深海風水槽/Sea of the Dream
大海原を優雅に泳いでみたいと思ったことはありませんか。私がアクアリウムをはじめたきっかけに海に憧れたという経緯があります。一般的にアクアリウムというと映画の影響からカクレクマノミやハギなどの海水魚を連想するのではないでしょうか。こちらの水槽では、そんな深海世界を淡水魚で表現しています。もちろん、見た目だけではなくきちんと淡水魚が生きている環境を実現するものでなくてはなりません。たとえば、サンゴや石灰岩には炭酸カルシウム成分が含まれているため、硬度が上がり水質をアルカリ性に傾ける性質があります。そのため、使用するレイアウト用品は、事前にじっくり酸処理をおこない、定期的なpHの測定および中性剤の投与など定期的なメンテナンスが不可欠になります。しかし、コツを掴めば不可能な話ではありません。実際、こちらの水槽の淡水魚たちは元気に泳ぎ回っています。なかなか見れない夢のような光景を、お楽しみください。

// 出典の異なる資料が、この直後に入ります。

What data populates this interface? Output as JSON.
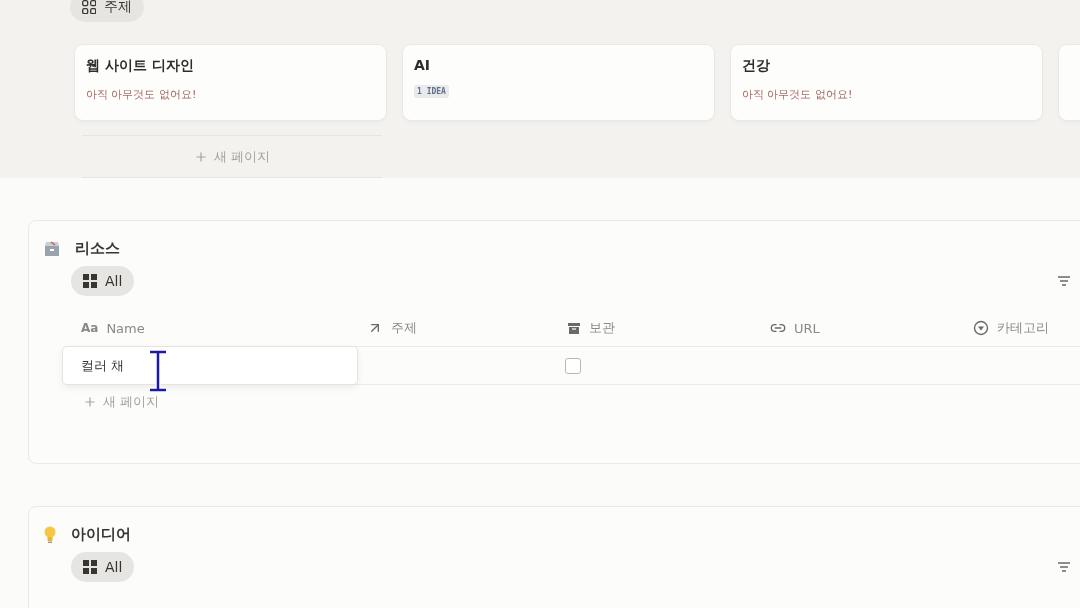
{
  "topics": {
    "view_tab": {
      "label": "주제",
      "selected": true
    },
    "cards": [
      {
        "kind": "empty",
        "title": "웹 사이트 디자인",
        "note": "아직 아무것도 없어요!"
      },
      {
        "kind": "count",
        "title": "AI",
        "badge": "1 IDEA"
      },
      {
        "kind": "empty",
        "title": "건강",
        "note": "아직 아무것도 없어요!"
      },
      {
        "kind": "partial"
      }
    ],
    "new_page": "새 페이지"
  },
  "resources": {
    "title": "리소스",
    "view_tab": {
      "label": "All",
      "selected": true
    },
    "columns": [
      {
        "kind": "title",
        "glyph": "Aa",
        "label": "Name"
      },
      {
        "kind": "relation",
        "label": "주제"
      },
      {
        "kind": "checkbox",
        "label": "보관"
      },
      {
        "kind": "url",
        "label": "URL"
      },
      {
        "kind": "select",
        "label": "카테고리"
      }
    ],
    "rows": [
      {
        "name": "컬러 채",
        "editing": true,
        "archived": false
      }
    ],
    "new_page": "새 페이지"
  },
  "ideas": {
    "title": "아이디어",
    "view_tab": {
      "label": "All",
      "selected": true
    }
  }
}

日本庭園/-和-なごみ(Japanese Aquarium)
最後の水槽は、文字通り『和』のテイストを踏んだんに盛り込んだ水槽になります。日本三景といわれる宮城県の松島、京都府天橋立、広島県宮島(厳島)はすべて海のもとにあります。私の育った大阪府も「水都」として古くから商人の町として栄えています。このように、日本と海・山・水という関係は随所に表れています。私のイメージする日本の水がある風景は大海原に原色のヨットが浮かぶようなものではなく、漁船や山奥の滝壺が佇む景色です。今回は、そんなおくゆかしくも力強い日本の水がある風景を再現しました。

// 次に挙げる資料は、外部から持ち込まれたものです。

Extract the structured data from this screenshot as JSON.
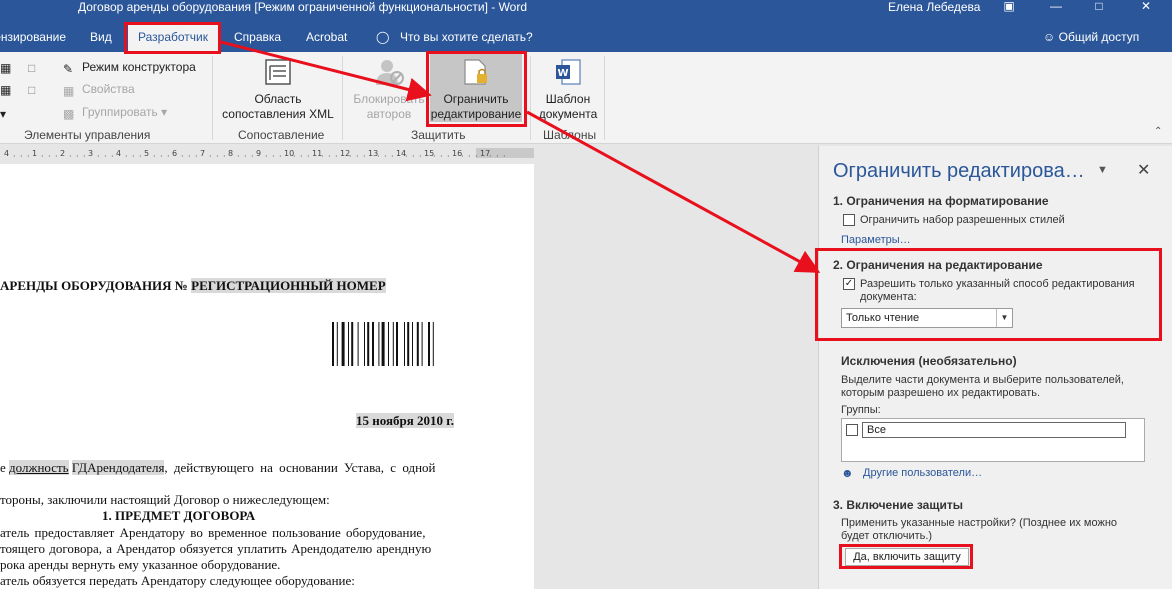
{
  "titlebar": {
    "title": "Договор аренды оборудования [Режим ограниченной функциональности]  -  Word",
    "user": "Елена Лебедева"
  },
  "tabs": [
    {
      "label": "Рецензирование"
    },
    {
      "label": "Вид"
    },
    {
      "label": "Разработчик"
    },
    {
      "label": "Справка"
    },
    {
      "label": "Acrobat"
    }
  ],
  "tellme": "Что вы хотите сделать?",
  "share": "Общий доступ",
  "ribbon": {
    "design_mode": "Режим конструктора",
    "properties": "Свойства",
    "group": "Группировать",
    "controls_group": "Элементы управления",
    "xml_pane": [
      "Область",
      "сопоставления XML"
    ],
    "mapping_group": "Сопоставление",
    "block_authors": [
      "Блокировать",
      "авторов"
    ],
    "restrict_editing": [
      "Ограничить",
      "редактирование"
    ],
    "protect_group": "Защитить",
    "template": [
      "Шаблон",
      "документа"
    ],
    "templates_group": "Шаблоны"
  },
  "ruler": [
    "4",
    "1",
    "2",
    "3",
    "4",
    "5",
    "6",
    "7",
    "8",
    "9",
    "10",
    "11",
    "12",
    "13",
    "14",
    "15",
    "16",
    "17"
  ],
  "document": {
    "heading_plain": "АРЕНДЫ ОБОРУДОВАНИЯ № ",
    "heading_field": "РЕГИСТРАЦИОННЫЙ НОМЕР",
    "date": "15 ноября 2010 г.",
    "p1_prefix": "е ",
    "p1_field1": "должность",
    "p1_field2": "ГДАрендодателя",
    "p1_suffix": ", действующего на основании Устава, с одной",
    "p2": "тороны, заключили настоящий Договор о нижеследующем:",
    "section": "1.    ПРЕДМЕТ ДОГОВОРА",
    "p3": "атель предоставляет Арендатору во временное пользование оборудование,",
    "p4": "тоящего договора, а Арендатор обязуется уплатить Арендодателю арендную",
    "p5": "рока аренды вернуть ему указанное оборудование.",
    "p6": "атель обязуется передать Арендатору следующее оборудование:"
  },
  "pane": {
    "title": "Ограничить редактирова…",
    "s1": "1. Ограничения на форматирование",
    "s1_check": "Ограничить набор разрешенных стилей",
    "s1_check_value": false,
    "s1_link": "Параметры…",
    "s2": "2. Ограничения на редактирование",
    "s2_check_line1": "Разрешить только указанный способ редактирования",
    "s2_check_line2": "документа:",
    "s2_check_value": true,
    "s2_select": "Только чтение",
    "ex_title": "Исключения (необязательно)",
    "ex_text1": "Выделите части документа и выберите пользователей,",
    "ex_text2": "которым разрешено их редактировать.",
    "groups_label": "Группы:",
    "groups_item": "Все",
    "other_users": "Другие пользователи…",
    "s3": "3. Включение защиты",
    "s3_text1": "Применить указанные настройки? (Позднее их можно",
    "s3_text2": "будет отключить.)",
    "s3_button": "Да, включить защиту"
  },
  "colors": {
    "accent": "#2b579a",
    "annotation": "#e8101d"
  }
}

アマゾン樹海水槽/Mystery of Amazon
この水槽は一番新しく、アマゾンの樹海をイメージして作られた水草メインの水槽です。底砂は砂利ではなくソイルを用いて、底面フィルターと内部ポンプ式フィルターで内部の水を濾過しています。使用されている水草はおよそ20種類、投入している天然流木にはウィローモスを活着させています。メンテナンスには、ヤマトヌマエビをはじめとしたいわゆるコケ取り生体を重視しし、観賞魚にはシクリッドやディスカスなどの大勢での混泳を好まないタイプの魚を中心に構成しています。様々な水草によって神秘的なアマゾンの奥地を思わせるレイアウト水槽を、是非お楽しみ下さい。